Who will have the Mariners' next retired number?
SEATTLE -- There’s no question that the No. 51 will eventually be retired by the Mariners, almost certainly as the next jersey to be hung on T-Mobile Park’s center-field façade next to Ken Griffey Jr.’s No. 24 and Edgar Martinez’s No. 11.
The only question, it seems, is how soon 51 finds its way to the wall and whether it will first be raised for Randy Johnson, Ichiro Suzuki, or both at the same time.
Like all Major League teams, the Mariners have high standards for choosing when to retire a number. No number can be retired until the player who wore it has been voted on once for the National Baseball Hall of Fame, which essentially means six years after retirement from MLB. Additionally, that player must have “come close” to being elected into Cooperstown and have spent at least a “substantial portion of his career” with the Mariners.
Griffey and Martinez are the only Mariners to meet those standards to date. But Ichiro certainly checks those boxes and will undoubtedly be a first-ballot Hall of Famer and go into Cooperstown wearing a Mariners cap when he becomes eligible in 2025.
Having spent 14 of his 19 Major League seasons with Seattle and earned all 10 of his All-Star and Gold Glove Award selections as well as his AL MVP and Rookie of the Year Awards with the Mariners, Ichiro is a slam dunk to have his No. 51 retired by the club that still employs him as a special assistant to the chairman and outfield coach.
But how does the "Big Unit" fit into the equation, given he wore the same digits before Ichiro?
Johnson already has been elected into the National Baseball Hall of Fame, as a first-ballot selection in 2015. He also is one of nine members of the Mariners Hall of Fame, having been inducted in '12, two years after he retired.
The lanky lefty had his greatest success with the D-backs. He won four of his five Cy Young Awards and a World Series MVP Award and championship during his eight seasons in Arizona. Plus, he’s wearing a D-backs hat on his Hall of Fame plaque in Cooperstown.
But Johnson played 10 seasons in Seattle and won more games (a 130-74 record) with the Mariners than he did with the D-backs (118-62). He also won his first Cy Young Award while with the Mariners, made five of his 10 career All-Star teams and threw a no-hitter in a Seattle uniform.
So a strong case can certainly be made that Johnson deserves to have his No. 51 retired in Seattle, just as it has already been with the D-backs, and it’s possible the Mariners could do that without waiting for Ichiro’s time to come in five years if Johnson is amenable.
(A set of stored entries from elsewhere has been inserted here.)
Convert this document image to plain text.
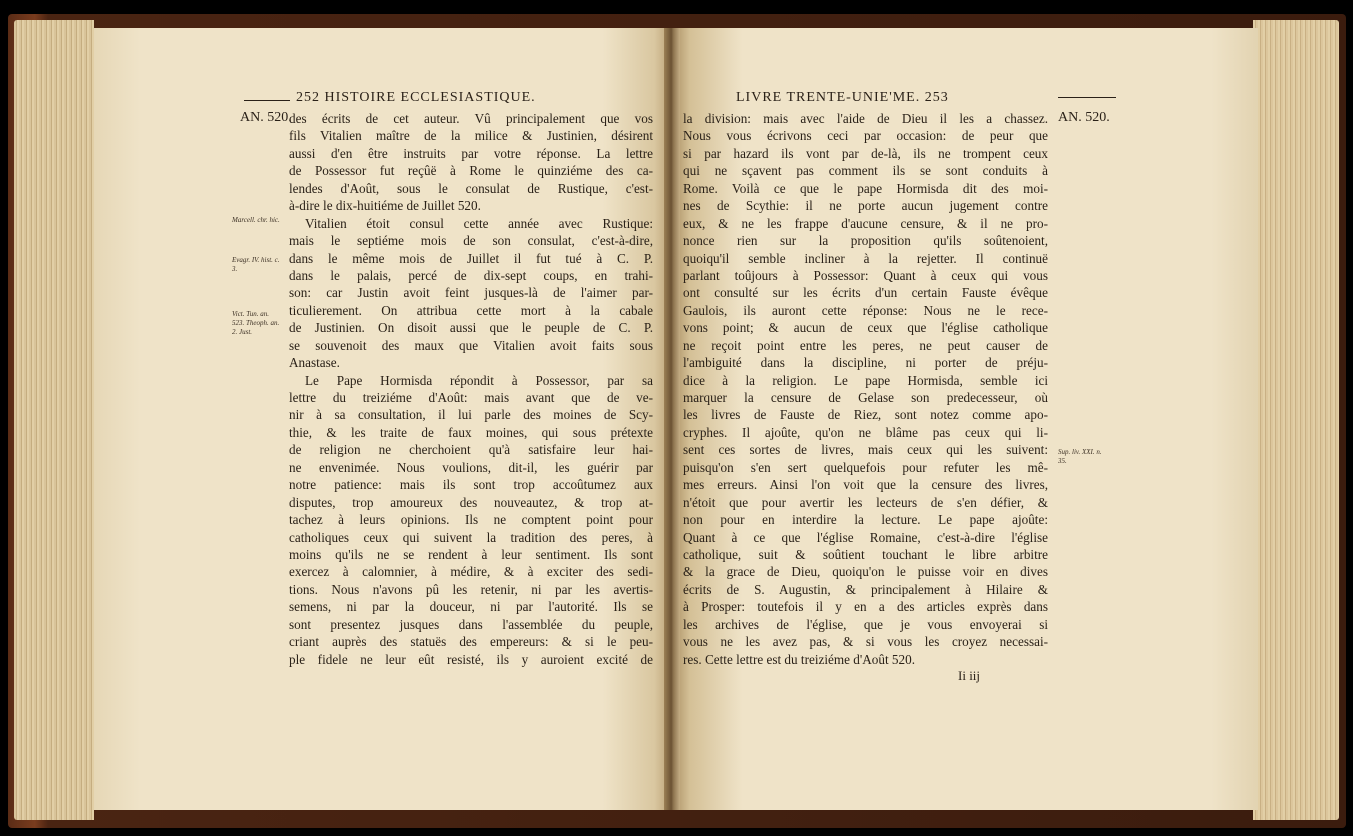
252 HISTOIRE ECCLESIASTIQUE.
AN. 520.
Marcell. chr. hic.
Evagr. IV. hist. c. 3.
Vict. Tun. an. 523. Theoph. an. 2. Just.
des écrits de cet auteur. Vû principalement que vos
fils Vitalien maître de la milice & Justinien, désirent
aussi d'en être instruits par votre réponse. La lettre
de Possessor fut reçûë à Rome le quinziéme des ca-
lendes d'Août, sous le consulat de Rustique, c'est-
à-dire le dix-huitiéme de Juillet 520.
Vitalien étoit consul cette année avec Rustique:
mais le septiéme mois de son consulat, c'est-à-dire,
dans le même mois de Juillet il fut tué à C. P.
dans le palais, percé de dix-sept coups, en trahi-
son: car Justin avoit feint jusques-là de l'aimer par-
ticulierement. On attribua cette mort à la cabale
de Justinien. On disoit aussi que le peuple de C. P.
se souvenoit des maux que Vitalien avoit faits sous
Anastase.
Le Pape Hormisda répondit à Possessor, par sa
lettre du treiziéme d'Août: mais avant que de ve-
nir à sa consultation, il lui parle des moines de Scy-
thie, & les traite de faux moines, qui sous prétexte
de religion ne cherchoient qu'à satisfaire leur hai-
ne envenimée. Nous voulions, dit-il, les guérir par
notre patience: mais ils sont trop accoûtumez aux
disputes, trop amoureux des nouveautez, & trop at-
tachez à leurs opinions. Ils ne comptent point pour
catholiques ceux qui suivent la tradition des peres, à
moins qu'ils ne se rendent à leur sentiment. Ils sont
exercez à calomnier, à médire, & à exciter des sedi-
tions. Nous n'avons pû les retenir, ni par les avertis-
semens, ni par la douceur, ni par l'autorité. Ils se
sont presentez jusques dans l'assemblée du peuple,
criant auprès des statuës des empereurs: & si le peu-
ple fidele ne leur eût resisté, ils y auroient excité de
LIVRE TRENTE-UNIE'ME. 253
AN. 520.
Sup. liv. XXI. n. 35.
la division: mais avec l'aide de Dieu il les a chassez.
Nous vous écrivons ceci par occasion: de peur que
si par hazard ils vont par de-là, ils ne trompent ceux
qui ne sçavent pas comment ils se sont conduits à
Rome. Voilà ce que le pape Hormisda dit des moi-
nes de Scythie: il ne porte aucun jugement contre
eux, & ne les frappe d'aucune censure, & il ne pro-
nonce rien sur la proposition qu'ils soûtenoient,
quoiqu'il semble incliner à la rejetter. Il continuë
parlant toûjours à Possessor: Quant à ceux qui vous
ont consulté sur les écrits d'un certain Fauste évêque
Gaulois, ils auront cette réponse: Nous ne le rece-
vons point; & aucun de ceux que l'église catholique
ne reçoit point entre les peres, ne peut causer de
l'ambiguité dans la discipline, ni porter de préju-
dice à la religion. Le pape Hormisda, semble ici
marquer la censure de Gelase son predecesseur, où
les livres de Fauste de Riez, sont notez comme apo-
cryphes. Il ajoûte, qu'on ne blâme pas ceux qui li-
sent ces sortes de livres, mais ceux qui les suivent:
puisqu'on s'en sert quelquefois pour refuter les mê-
mes erreurs. Ainsi l'on voit que la censure des livres,
n'étoit que pour avertir les lecteurs de s'en défier, &
non pour en interdire la lecture. Le pape ajoûte:
Quant à ce que l'église Romaine, c'est-à-dire l'église
catholique, suit & soûtient touchant le libre arbitre
& la grace de Dieu, quoiqu'on le puisse voir en dives
écrits de S. Augustin, & principalement à Hilaire &
à Prosper: toutefois il y en a des articles exprès dans
les archives de l'église, que je vous envoyerai si
vous ne les avez pas, & si vous les croyez necessai-
res. Cette lettre est du treiziéme d'Août 520.
Ii iij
Three MLB teams have retired two players with the same number. The Yankees retired No. 8 for catchers Yogi Berra and Bill Dickey on the same date in 1972. The Cubs retired No. 31 for standout pitchers Ferguson Jenkins and Greg Maddux at the same time in 2009.
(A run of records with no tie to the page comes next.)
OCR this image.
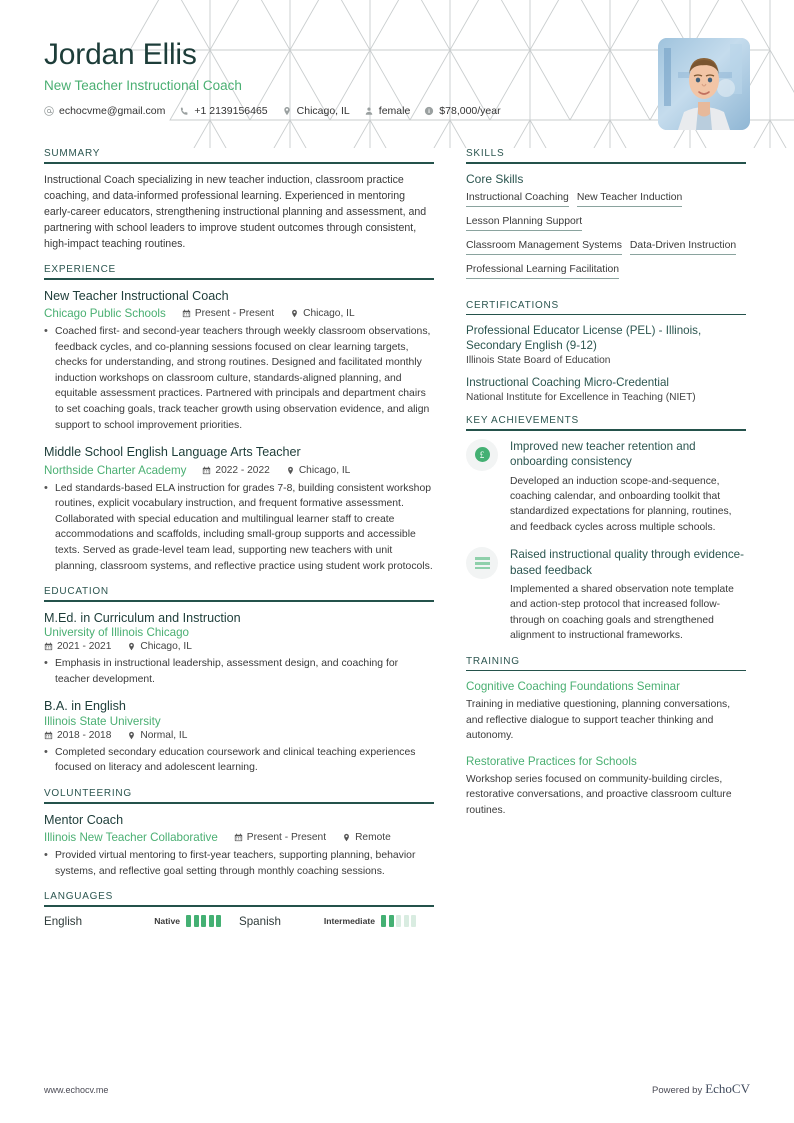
Jordan Ellis
New Teacher Instructional Coach
echocvme@gmail.com	+1 2139156465	Chicago, IL	female	$78,000/year
SUMMARY
Instructional Coach specializing in new teacher induction, classroom practice coaching, and data-informed professional learning. Experienced in mentoring early-career educators, strengthening instructional planning and assessment, and partnering with school leaders to improve student outcomes through consistent, high-impact teaching routines.
EXPERIENCE
New Teacher Instructional Coach
Chicago Public Schools	Present - Present	Chicago, IL
• Coached first- and second-year teachers through weekly classroom observations, feedback cycles, and co-planning sessions focused on clear learning targets, checks for understanding, and strong routines. Designed and facilitated monthly induction workshops on classroom culture, standards-aligned planning, and equitable assessment practices. Partnered with principals and department chairs to set coaching goals, track teacher growth using observation evidence, and align support to school improvement priorities.
Middle School English Language Arts Teacher
Northside Charter Academy	2022 - 2022	Chicago, IL
• Led standards-based ELA instruction for grades 7-8, building consistent workshop routines, explicit vocabulary instruction, and frequent formative assessment. Collaborated with special education and multilingual learner staff to create accommodations and scaffolds, including small-group supports and accessible texts. Served as grade-level team lead, supporting new teachers with unit planning, classroom systems, and reflective practice using student work protocols.
EDUCATION
M.Ed. in Curriculum and Instruction
University of Illinois Chicago
2021 - 2021	Chicago, IL
• Emphasis in instructional leadership, assessment design, and coaching for teacher development.
B.A. in English
Illinois State University
2018 - 2018	Normal, IL
• Completed secondary education coursework and clinical teaching experiences focused on literacy and adolescent learning.
VOLUNTEERING
Mentor Coach
Illinois New Teacher Collaborative	Present - Present	Remote
• Provided virtual mentoring to first-year teachers, supporting planning, behavior systems, and reflective goal setting through monthly coaching sessions.
LANGUAGES
English	Native	Spanish	Intermediate
SKILLS
Core Skills
Instructional Coaching New Teacher Induction
Lesson Planning Support
Classroom Management Systems Data-Driven Instruction
Professional Learning Facilitation
CERTIFICATIONS
Professional Educator License (PEL) - Illinois, Secondary English (9-12)
Illinois State Board of Education
Instructional Coaching Micro-Credential
National Institute for Excellence in Teaching (NIET)
KEY ACHIEVEMENTS
£
Improved new teacher retention and onboarding consistency
Developed an induction scope-and-sequence, coaching calendar, and onboarding toolkit that standardized expectations for planning, routines, and feedback cycles across multiple schools.
Raised instructional quality through evidence-based feedback
Implemented a shared observation note template and action-step protocol that increased follow-through on coaching goals and strengthened alignment to instructional frameworks.
TRAINING
Cognitive Coaching Foundations Seminar
Training in mediative questioning, planning conversations, and reflective dialogue to support teacher thinking and autonomy.
Restorative Practices for Schools
Workshop series focused on community-building circles, restorative conversations, and proactive classroom culture routines.
www.echocv.me	Powered by EchoCV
But the Nationals/Expos retired outfielder Rusty Staub’s No. 10 in 1993, then retired Andre Dawson’s No. 10 four years later. Dawson was playing for the Red Sox in '93, so the Expos couldn’t retire his number until his 21-year career ended in ’96.
So there is precedent for a team to retire two players with the same number, as well as doing so in separate ceremonies and seasons if needed.
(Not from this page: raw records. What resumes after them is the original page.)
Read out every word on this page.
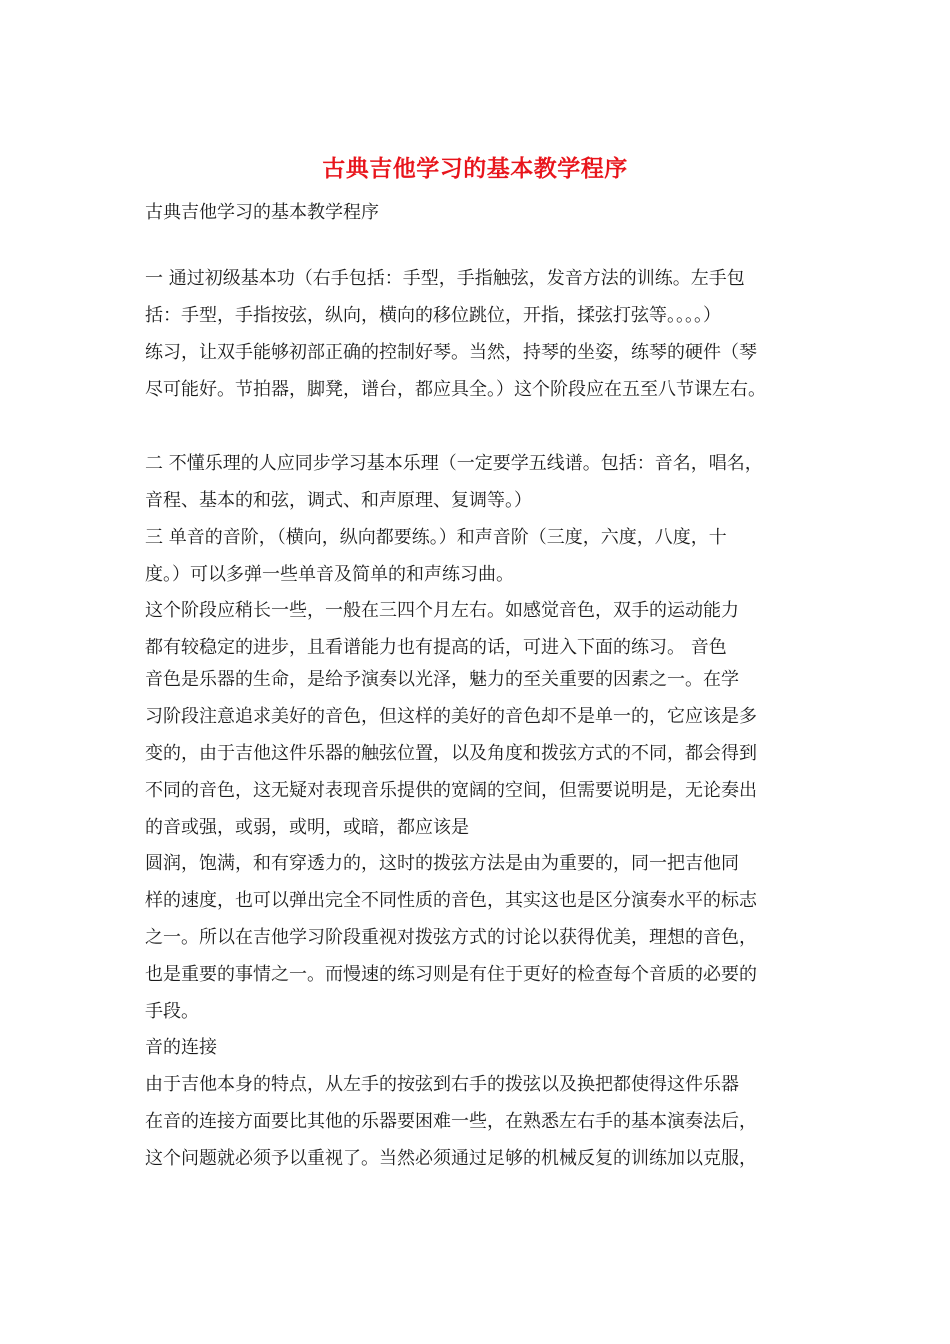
古典吉他学习的基本教学程序

古典吉他学习的基本教学程序

一 通过初级基本功（右手包括：手型，手指触弦，发音方法的训练。左手包

括：手型，手指按弦，纵向，横向的移位跳位，开指，揉弦打弦等。。。。）

练习，让双手能够初部正确的控制好琴。当然，持琴的坐姿，练琴的硬件（琴

尽可能好。节拍器，脚凳，谱台，都应具全。）这个阶段应在五至八节课左右。

二 不懂乐理的人应同步学习基本乐理（一定要学五线谱。包括：音名，唱名，

音程、基本的和弦，调式、和声原理、复调等。）

三 单音的音阶，（横向，纵向都要练。）和声音阶（三度，六度，八度，十

度。）可以多弹一些单音及简单的和声练习曲。

这个阶段应稍长一些，一般在三四个月左右。如感觉音色，双手的运动能力

都有较稳定的进步，且看谱能力也有提高的话，可进入下面的练习。 音色

音色是乐器的生命，是给予演奏以光泽，魅力的至关重要的因素之一。在学

习阶段注意追求美好的音色，但这样的美好的音色却不是单一的，它应该是多

变的，由于吉他这件乐器的触弦位置，以及角度和拨弦方式的不同，都会得到

不同的音色，这无疑对表现音乐提供的宽阔的空间，但需要说明是，无论奏出

的音或强，或弱，或明，或暗，都应该是

圆润，饱满，和有穿透力的，这时的拨弦方法是由为重要的，同一把吉他同

样的速度，也可以弹出完全不同性质的音色，其实这也是区分演奏水平的标志

之一。所以在吉他学习阶段重视对拨弦方式的讨论以获得优美，理想的音色，

也是重要的事情之一。而慢速的练习则是有住于更好的检查每个音质的必要的

手段。

音的连接

由于吉他本身的特点，从左手的按弦到右手的拨弦以及换把都使得这件乐器

在音的连接方面要比其他的乐器要困难一些，在熟悉左右手的基本演奏法后，

这个问题就必须予以重视了。当然必须通过足够的机械反复的训练加以克服，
Ichiro has always expressed gratitude to Johnson for allowing him to wear No. 51 during his Mariners tenure, which began three years after Johnson was traded to the Astros in 1998.
"Randy is a great pitcher, and he was a Mariner, and he wore No. 51 before me,” Ichiro said during his rookie season in 2001. “One of the things I always keep in my mind is to keep this number with dignity. I play with the Mariners with No. 51 with dignity because I inherited good things from Randy with the number 51."
Ichiro got an infield single off Johnson in the 2001 All-Star Game and hit .444 (8-for-18) with a double off him during regular-season meetings over the course of their careers.
So while the two have never played on the same team, they have shared a number and amazing success over lengthy MLB tenures. Now the question is whether they’ll someday share a retired number in Seattle, or perhaps even a number retirement ceremony in five years.